Those who had been looking for sustained breakouts or extended gains on Monday had been disappointed by the market’s consolidation phase. The pound sterling traded sideways within a 100-pip trading range between 1.2435 and 1.2335. Given the fact that the pound was unable to hold above the 1.24-level, we expect upcoming bearish momentum in the GBP/USD. As long as sterling remains below 1.2430 we see a higher likelihood of a downside break below 1.23 which could accelerate bearish momentum towards 1.22 and possibly even 1.2050.
How the cable will trade within the next days will mainly hinge on the Brexit trigger, which will happen on March 29. Prime Minister Theresa May plans to invoke Article 50 of the Lisbon Treaty next Wednesday, starting two years of exit talks. A hard Brexit will be negative for the currency, so traders should prepare for downward movements. However, before Article 50 is triggered, the pound could retest the 1.24-mark and possibly even the 1.2470-level on stronger inflation figures. U.K. Consumer Prices are scheduled for release at 9:30 UTC and a rise in inflation could help pushing the pound higher in the short term.

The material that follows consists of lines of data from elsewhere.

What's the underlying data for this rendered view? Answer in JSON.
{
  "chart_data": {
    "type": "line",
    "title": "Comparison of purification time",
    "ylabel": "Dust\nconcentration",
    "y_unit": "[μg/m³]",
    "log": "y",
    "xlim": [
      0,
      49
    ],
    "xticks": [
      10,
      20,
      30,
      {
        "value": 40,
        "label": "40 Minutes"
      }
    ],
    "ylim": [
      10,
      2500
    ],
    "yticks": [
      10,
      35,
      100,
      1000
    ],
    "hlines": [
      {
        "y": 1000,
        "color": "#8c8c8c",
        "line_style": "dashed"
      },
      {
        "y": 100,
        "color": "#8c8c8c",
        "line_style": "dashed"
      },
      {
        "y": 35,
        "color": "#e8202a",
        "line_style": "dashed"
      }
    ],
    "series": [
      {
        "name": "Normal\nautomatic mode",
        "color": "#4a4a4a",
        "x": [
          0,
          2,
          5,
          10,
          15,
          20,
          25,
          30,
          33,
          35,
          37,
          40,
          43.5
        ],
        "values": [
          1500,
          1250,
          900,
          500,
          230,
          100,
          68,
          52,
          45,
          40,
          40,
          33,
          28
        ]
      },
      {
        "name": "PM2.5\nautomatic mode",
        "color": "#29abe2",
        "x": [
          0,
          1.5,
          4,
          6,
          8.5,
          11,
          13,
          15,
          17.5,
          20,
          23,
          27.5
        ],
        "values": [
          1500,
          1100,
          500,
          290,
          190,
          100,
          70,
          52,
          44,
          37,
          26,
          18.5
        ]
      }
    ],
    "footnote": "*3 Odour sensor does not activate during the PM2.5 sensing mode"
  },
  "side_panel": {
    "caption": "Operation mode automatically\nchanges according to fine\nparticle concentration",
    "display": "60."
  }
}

The euro traded consolidated between 1.0775 and 1.0720. A renewed break above 1.0770 may prompt euro bulls to buy the single currency toward 1.0815. A break below 1.0720 however, could lead to further losses towards 1.0680. With no market-moving economic reports from the Eurozone, we expect the price action to be limited to a range of 1.0820 – 1.0680.
Towards the end of the North American trading session some Fed officials are scheduled to speak. Any hawkish comments could have a positive impact on the U.S. dollar.